Junior smiled sheepishly. “Near took up the whole table.”

“There were figures, and notes and columns and columns of calculations. Pa was like to get dizzy following them graphs! You should’a seen his face!” Frank started laughing again,
and this time, Junior and John Henry joined in. Esther didn’t laugh. She seemed embarrassed and chugged at her beer.

“I wish I could have seen Seth’s face,” said C.W. in a calm voice. Inside, he was elated. His pupil was doing her homework. Knowing Nora, her report was well researched and she shirked no detail. “What did Seth say?”

“He liked it,” Junior blurted out.

“Oh, he did not,” Esther said. “He was just being nice to her.”

“He liked it,” Junior repeated, his jaw stuck out.

“Maybe he did,” C.W. said slowly. “As a matter of fact, Nora and I talked about that program. The extension agent told me about it, and I suggested that she study up on it. Seems she did, in spades.”

“Since when are you and the boss lady talking shop,” asked Esther, pushing up from the bale of hay. John Henry scowled and threw her a sharp glance.

“Since day one.”

Esther’s face clouded and she leaned back again.

“Really?” asked Frank, siding up to C.W. “So, you think this plan of hers is any good?”

“I do, Frank. I think you might want to look into it for your own pastures. According to the agent, it should not only raise yield, but make your land more valuable.” He looked at John Henry. “Yours too. With all your livestock, it’s all the more critical.”

John Henry snuck a glance at Esther’s face and shook his head. “Nope. I like our tried and true methods, thanks.”

C.W. shrugged. “It’s your place.”

Frank, however, looked interested. Frank was always interested in any idea that could increase his farm’s value.

“Where’d you learn to become so expert?” John Henry asked, jealousy ringing in his voice.

A dull ache began in C.W.’s lower neck. “I never said I was expert.”

“I was born to a farm,” said Frank to John Henry. “I started walking beans at six and driving a four-wheel pickup by the time I was nine. That still don’t make me ‘expert.’ You don’t need to pick the beans to learn how to grow them.” He looked over at C.W. and gave him a firm nod.

Like many farmers these days, Frank had to earn money off the farm to offset the rising farm costs. It’d been a tough decision for a man who loved nothing more than farming to go work with rocks and stone. Still, with being able to share C.W. part-time with the MacKenzies, Frank had made the only economic decision he could to survive.
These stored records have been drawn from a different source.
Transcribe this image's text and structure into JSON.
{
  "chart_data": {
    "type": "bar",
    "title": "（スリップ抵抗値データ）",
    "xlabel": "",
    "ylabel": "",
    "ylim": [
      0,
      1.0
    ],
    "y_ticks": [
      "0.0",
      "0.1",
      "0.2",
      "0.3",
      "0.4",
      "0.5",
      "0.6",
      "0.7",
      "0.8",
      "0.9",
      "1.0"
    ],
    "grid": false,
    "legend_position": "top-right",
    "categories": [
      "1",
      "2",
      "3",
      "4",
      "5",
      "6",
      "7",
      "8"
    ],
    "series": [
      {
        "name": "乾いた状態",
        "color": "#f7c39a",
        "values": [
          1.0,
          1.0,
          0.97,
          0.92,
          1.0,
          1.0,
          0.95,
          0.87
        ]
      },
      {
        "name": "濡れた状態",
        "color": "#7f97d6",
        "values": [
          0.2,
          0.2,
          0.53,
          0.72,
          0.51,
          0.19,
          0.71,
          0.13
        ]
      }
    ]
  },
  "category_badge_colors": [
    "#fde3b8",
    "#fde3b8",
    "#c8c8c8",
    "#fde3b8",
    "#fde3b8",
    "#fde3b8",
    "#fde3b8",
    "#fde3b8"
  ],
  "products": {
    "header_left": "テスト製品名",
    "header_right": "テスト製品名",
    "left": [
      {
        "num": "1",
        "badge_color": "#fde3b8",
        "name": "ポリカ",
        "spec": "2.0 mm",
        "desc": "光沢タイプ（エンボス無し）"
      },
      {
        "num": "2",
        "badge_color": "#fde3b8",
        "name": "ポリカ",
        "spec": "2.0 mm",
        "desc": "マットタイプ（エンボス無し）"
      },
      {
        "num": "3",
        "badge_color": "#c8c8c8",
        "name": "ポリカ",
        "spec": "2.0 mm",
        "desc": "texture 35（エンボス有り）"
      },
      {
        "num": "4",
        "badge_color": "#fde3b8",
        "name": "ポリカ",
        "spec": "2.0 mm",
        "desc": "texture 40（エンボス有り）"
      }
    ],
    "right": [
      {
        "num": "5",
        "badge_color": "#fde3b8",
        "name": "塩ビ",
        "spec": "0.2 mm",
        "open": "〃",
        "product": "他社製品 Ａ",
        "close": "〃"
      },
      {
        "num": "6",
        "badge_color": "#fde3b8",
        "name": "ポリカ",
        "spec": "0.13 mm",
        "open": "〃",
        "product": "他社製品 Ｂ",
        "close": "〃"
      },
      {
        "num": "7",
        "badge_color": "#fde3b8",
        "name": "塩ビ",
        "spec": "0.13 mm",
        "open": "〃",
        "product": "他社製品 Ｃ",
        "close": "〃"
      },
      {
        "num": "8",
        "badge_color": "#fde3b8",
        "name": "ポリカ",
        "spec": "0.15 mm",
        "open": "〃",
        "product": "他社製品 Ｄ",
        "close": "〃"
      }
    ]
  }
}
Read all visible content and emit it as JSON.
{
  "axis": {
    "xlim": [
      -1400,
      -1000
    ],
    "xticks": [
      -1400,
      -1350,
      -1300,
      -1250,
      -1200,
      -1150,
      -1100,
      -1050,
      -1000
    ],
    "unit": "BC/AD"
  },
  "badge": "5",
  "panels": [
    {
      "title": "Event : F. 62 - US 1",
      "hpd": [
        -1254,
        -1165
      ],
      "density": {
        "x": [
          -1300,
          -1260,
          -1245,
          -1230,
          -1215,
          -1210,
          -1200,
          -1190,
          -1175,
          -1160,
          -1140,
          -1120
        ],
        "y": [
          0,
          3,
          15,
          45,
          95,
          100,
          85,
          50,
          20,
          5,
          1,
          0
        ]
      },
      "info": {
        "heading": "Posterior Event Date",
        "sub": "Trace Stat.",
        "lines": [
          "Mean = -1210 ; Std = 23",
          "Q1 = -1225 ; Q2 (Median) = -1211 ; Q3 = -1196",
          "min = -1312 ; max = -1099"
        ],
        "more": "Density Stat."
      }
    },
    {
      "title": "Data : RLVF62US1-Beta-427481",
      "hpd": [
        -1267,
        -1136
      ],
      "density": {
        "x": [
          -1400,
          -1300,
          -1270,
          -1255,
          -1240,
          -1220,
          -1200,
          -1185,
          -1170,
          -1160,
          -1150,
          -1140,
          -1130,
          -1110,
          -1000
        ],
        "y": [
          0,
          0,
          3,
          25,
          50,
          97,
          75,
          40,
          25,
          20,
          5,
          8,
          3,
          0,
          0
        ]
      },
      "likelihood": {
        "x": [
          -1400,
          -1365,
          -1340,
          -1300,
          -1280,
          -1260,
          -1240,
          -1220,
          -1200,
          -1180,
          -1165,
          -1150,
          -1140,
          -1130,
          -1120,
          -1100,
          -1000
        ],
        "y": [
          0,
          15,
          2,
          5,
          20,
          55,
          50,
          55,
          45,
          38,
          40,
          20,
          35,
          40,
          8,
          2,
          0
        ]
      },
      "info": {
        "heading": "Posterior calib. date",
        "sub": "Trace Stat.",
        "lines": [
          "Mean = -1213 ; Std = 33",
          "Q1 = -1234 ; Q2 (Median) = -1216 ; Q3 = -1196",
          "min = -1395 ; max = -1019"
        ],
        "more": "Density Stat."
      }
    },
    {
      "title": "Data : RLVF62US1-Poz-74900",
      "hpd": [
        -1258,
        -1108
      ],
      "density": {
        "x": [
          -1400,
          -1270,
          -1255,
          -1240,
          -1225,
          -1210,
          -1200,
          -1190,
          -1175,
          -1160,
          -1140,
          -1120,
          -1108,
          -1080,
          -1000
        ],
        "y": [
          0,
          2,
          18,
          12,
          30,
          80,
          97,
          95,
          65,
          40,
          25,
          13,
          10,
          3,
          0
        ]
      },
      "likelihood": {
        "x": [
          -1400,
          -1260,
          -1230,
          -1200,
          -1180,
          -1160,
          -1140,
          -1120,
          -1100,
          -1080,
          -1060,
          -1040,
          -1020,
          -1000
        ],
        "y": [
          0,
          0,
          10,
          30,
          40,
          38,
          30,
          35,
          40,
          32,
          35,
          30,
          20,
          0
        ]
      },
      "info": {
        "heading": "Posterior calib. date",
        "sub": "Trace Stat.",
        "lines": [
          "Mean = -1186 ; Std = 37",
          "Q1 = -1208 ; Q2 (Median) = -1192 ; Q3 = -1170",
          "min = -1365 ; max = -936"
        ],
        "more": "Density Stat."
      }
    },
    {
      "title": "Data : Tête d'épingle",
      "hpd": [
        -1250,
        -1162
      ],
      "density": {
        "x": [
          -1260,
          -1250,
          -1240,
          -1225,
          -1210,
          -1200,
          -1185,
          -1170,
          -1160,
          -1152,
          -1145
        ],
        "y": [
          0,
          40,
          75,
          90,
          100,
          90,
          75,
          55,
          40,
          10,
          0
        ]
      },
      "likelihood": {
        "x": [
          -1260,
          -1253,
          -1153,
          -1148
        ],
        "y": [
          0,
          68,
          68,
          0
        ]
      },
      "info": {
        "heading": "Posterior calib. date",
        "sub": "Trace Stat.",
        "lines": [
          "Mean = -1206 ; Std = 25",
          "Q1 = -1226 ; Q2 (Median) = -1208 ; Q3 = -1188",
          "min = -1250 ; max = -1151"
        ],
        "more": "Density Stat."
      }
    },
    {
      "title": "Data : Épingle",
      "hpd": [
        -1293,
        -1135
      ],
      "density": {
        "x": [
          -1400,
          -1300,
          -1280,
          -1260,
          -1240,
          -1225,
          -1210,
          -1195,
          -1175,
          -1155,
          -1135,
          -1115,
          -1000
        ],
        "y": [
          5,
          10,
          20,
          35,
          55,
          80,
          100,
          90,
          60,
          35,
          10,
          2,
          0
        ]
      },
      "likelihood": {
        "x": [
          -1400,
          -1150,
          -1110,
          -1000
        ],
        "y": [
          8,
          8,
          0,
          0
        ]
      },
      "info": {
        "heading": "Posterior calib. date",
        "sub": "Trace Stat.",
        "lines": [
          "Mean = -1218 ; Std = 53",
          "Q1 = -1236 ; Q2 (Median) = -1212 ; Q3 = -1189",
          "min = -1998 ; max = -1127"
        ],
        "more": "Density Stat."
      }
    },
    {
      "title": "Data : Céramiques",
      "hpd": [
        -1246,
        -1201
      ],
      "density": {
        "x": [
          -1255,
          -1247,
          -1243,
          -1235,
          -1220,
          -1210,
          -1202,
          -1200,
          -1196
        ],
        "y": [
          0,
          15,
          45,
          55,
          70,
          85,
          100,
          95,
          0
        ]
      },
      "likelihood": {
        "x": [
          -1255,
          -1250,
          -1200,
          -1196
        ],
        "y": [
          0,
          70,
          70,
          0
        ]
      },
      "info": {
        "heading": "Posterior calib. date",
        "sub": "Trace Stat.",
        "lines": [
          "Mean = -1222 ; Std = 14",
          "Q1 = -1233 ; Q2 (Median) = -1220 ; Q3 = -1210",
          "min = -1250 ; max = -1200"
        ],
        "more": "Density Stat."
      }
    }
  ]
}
C.W. earned the traditional package for a hired hand: a modest monthly wage, a place to live, and once a year, a freezer full of meat. And C.W. had earned their respect over the past year the old-fashioned way: with honest labor and ideas that worked.

“I never was real good in school, but C.W.’s been teachin’ me a lot about money managing. Ya gotta know that stuff now to keep a farm going. You know that.” He ended with a warning glare at John Henry.

John Henry nodded in agreement. Still, C.W. could see it rankled John Henry that this no-account farmhand had gained the trust not only of Frank, but of Junior, Seth, and most importantly, Esther as well.

Trust meant a lot up here.

John Henry stood and slipped on a canvas jacket over his Grateful Dead T-shirt.

“Well, it’s gettin’ late. Katie Beth Zwinger is waitin’ for me to come over.” He spoke to everyone, but he looked only at Esther.

C.W. narrowed his eyes in curious speculation. Frank
looked ready to keel over. Junior’s mouth fell open and he shifted his glance from John Henry, to Esther, then to Frank with a worried look on his face. Seeing that Esther was more intent on staring at her boot than at him, John Henry waved a quick good-bye and hastened out of the barn.